今思えば狂っていたとしか言いようがないが、自分ではどうすることもできなかった。当時の私は正常な判断がまったく出来なくなっていたのだ。
――もっと彼のことが知りたい。彼にもっと私のことを知ってほしい。
その欲求は日に日に膨れ上がり、やがて制御できない衝動へと変わっていく。
そうてとうとう、この狂気じみた思いを打ち明けてしまった。
「ああ……残念です」
思い余って気持ちを吐露した私に対して、パリストンの反応は冷ややかだった。
執務室の机に肘をつき、額に手を当てて吐息を漏らす。さも迷惑ですと言わんばかりの様子に、胸に氷を当てられたようにひやりとした。
「毎日僕の傍にいながら一体何を見てきたんですか? まさか貴女の気持ちに応えて愛を囁くとでも?」
本音を見透かされたようで、かあっと頬が熱くなる。その反応を見て、パリストンはさらに落胆の表情を見せた。
「貴女はもっと賢い女性だと思っていましたが……認識を改めた方が良さそうだ」
的確に私を傷つける言葉を選んで、パリストンが目を細める。淀んだ瞳は私を値踏みしていた。その瞳に映り込む自分が無価値の存在に成り下がるのを確かに感じた。
胸の中に、するすると音もなく幾つもの小さな鉛の玉のようなものが降りていく。それは本当に鉛玉のように私の肉体の奥底に沈み込んでいって、身動きが取れなくなった。
「わざわざ言う必要もないと思っていましたが、ナマエさんはとぉっても察しが悪いようなのでちゃんと言葉にしてあげますね」
――やめて。これ以上、私の心を抉らないで!
ズタズタに傷つけられた心が悲鳴を上げるが、もはや抵抗する術は残されていない。断頭台にのせられている死刑囚にでもなった気分だった。

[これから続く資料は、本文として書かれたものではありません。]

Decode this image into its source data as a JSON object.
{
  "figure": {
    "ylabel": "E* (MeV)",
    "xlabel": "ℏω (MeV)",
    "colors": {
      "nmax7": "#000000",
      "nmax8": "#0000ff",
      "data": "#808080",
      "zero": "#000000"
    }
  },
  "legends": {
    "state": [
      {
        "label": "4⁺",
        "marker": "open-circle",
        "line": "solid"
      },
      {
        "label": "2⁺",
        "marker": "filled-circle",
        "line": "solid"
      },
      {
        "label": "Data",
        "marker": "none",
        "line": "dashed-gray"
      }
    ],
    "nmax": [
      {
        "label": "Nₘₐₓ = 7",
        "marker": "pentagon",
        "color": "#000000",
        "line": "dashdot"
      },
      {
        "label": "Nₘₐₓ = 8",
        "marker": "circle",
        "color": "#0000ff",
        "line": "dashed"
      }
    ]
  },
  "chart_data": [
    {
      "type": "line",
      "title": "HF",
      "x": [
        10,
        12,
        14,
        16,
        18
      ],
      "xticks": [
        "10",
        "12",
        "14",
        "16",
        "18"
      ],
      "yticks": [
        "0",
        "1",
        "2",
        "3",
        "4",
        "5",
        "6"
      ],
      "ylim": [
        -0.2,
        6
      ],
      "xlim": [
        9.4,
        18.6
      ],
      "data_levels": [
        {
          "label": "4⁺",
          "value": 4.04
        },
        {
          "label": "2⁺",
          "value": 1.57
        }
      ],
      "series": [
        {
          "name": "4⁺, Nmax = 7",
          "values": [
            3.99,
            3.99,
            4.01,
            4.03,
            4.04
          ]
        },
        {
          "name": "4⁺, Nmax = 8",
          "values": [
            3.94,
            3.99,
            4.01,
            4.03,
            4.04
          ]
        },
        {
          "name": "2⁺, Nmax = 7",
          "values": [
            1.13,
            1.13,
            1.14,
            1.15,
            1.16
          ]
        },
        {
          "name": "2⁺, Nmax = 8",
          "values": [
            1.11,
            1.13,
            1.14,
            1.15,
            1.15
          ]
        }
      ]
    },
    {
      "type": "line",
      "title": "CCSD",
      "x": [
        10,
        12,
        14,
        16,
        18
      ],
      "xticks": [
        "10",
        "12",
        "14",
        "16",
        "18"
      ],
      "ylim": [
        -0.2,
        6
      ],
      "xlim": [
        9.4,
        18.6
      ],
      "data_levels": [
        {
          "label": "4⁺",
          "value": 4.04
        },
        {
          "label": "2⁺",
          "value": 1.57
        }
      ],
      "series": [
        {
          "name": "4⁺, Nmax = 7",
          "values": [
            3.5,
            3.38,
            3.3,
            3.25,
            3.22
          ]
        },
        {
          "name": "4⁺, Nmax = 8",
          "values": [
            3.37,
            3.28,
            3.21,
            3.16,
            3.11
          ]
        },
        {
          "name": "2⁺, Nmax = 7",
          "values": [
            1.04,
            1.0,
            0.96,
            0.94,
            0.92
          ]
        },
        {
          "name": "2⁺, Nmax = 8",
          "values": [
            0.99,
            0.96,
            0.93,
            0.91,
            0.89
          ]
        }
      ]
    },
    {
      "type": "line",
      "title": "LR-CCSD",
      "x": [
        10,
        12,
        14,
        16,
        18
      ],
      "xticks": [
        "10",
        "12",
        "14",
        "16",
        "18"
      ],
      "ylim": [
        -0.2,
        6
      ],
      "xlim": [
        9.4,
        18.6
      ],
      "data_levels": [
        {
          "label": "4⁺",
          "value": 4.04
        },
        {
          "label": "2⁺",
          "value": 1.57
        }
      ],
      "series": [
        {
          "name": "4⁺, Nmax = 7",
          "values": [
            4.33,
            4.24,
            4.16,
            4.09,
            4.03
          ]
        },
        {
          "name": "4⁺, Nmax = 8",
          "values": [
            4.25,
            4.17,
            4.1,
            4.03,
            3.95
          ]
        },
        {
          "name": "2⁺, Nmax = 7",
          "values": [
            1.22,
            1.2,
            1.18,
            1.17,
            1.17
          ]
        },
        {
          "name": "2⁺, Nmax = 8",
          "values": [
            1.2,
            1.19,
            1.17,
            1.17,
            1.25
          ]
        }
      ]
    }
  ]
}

パリストンはいかにも哀れむような微笑を浮かべ、言葉の刃を振り下ろした。
「僕の中でとっておきは数席しかないんです。貴女を入れる余地など砂粒の欠片ほどもありません」
頭の芯がぐらりと揺れ、手足の力が抜けていく。
私は自分が想像したどのシーンとも現実が異なっていたことを感じて絶望した。それはもう、二度と立ち直れなくなりそうなほど深い絶望だった。
(あぁ、なんて馬鹿なことをしてしまったんだ……)
激しい後悔が胸に押し寄せる。死にたいくらい恥ずかしくて惨めだった。
「僕の返事は以上です。まだ何かありますか?」
尋ねておきながらもパリストンはもう聞く耳を持っていなかった。こちらを見る目が薄い膜が張られたように虚ろになる。彼の世界から締め出されたのだと分かって、ひゅっと息をのんだ。
「先ほどの発言は……どうか、なかったことにしてください」
やっとの思いでそれだけ絞り出して、頭を下げる。
私は奥歯を強く噛んで涙を堪えた。パリストンの前で涙を見せた途端、自分自身の感情の収拾がつかなくなるはわかりきっていた。これ以上惨めな姿は晒したくない。
「次は無いですから」
それだけ言うと、パリストンはデスクに置かれた書類の束を手にとった。
温度の無い瞳が、ふたたびこちらを向くことはなかった。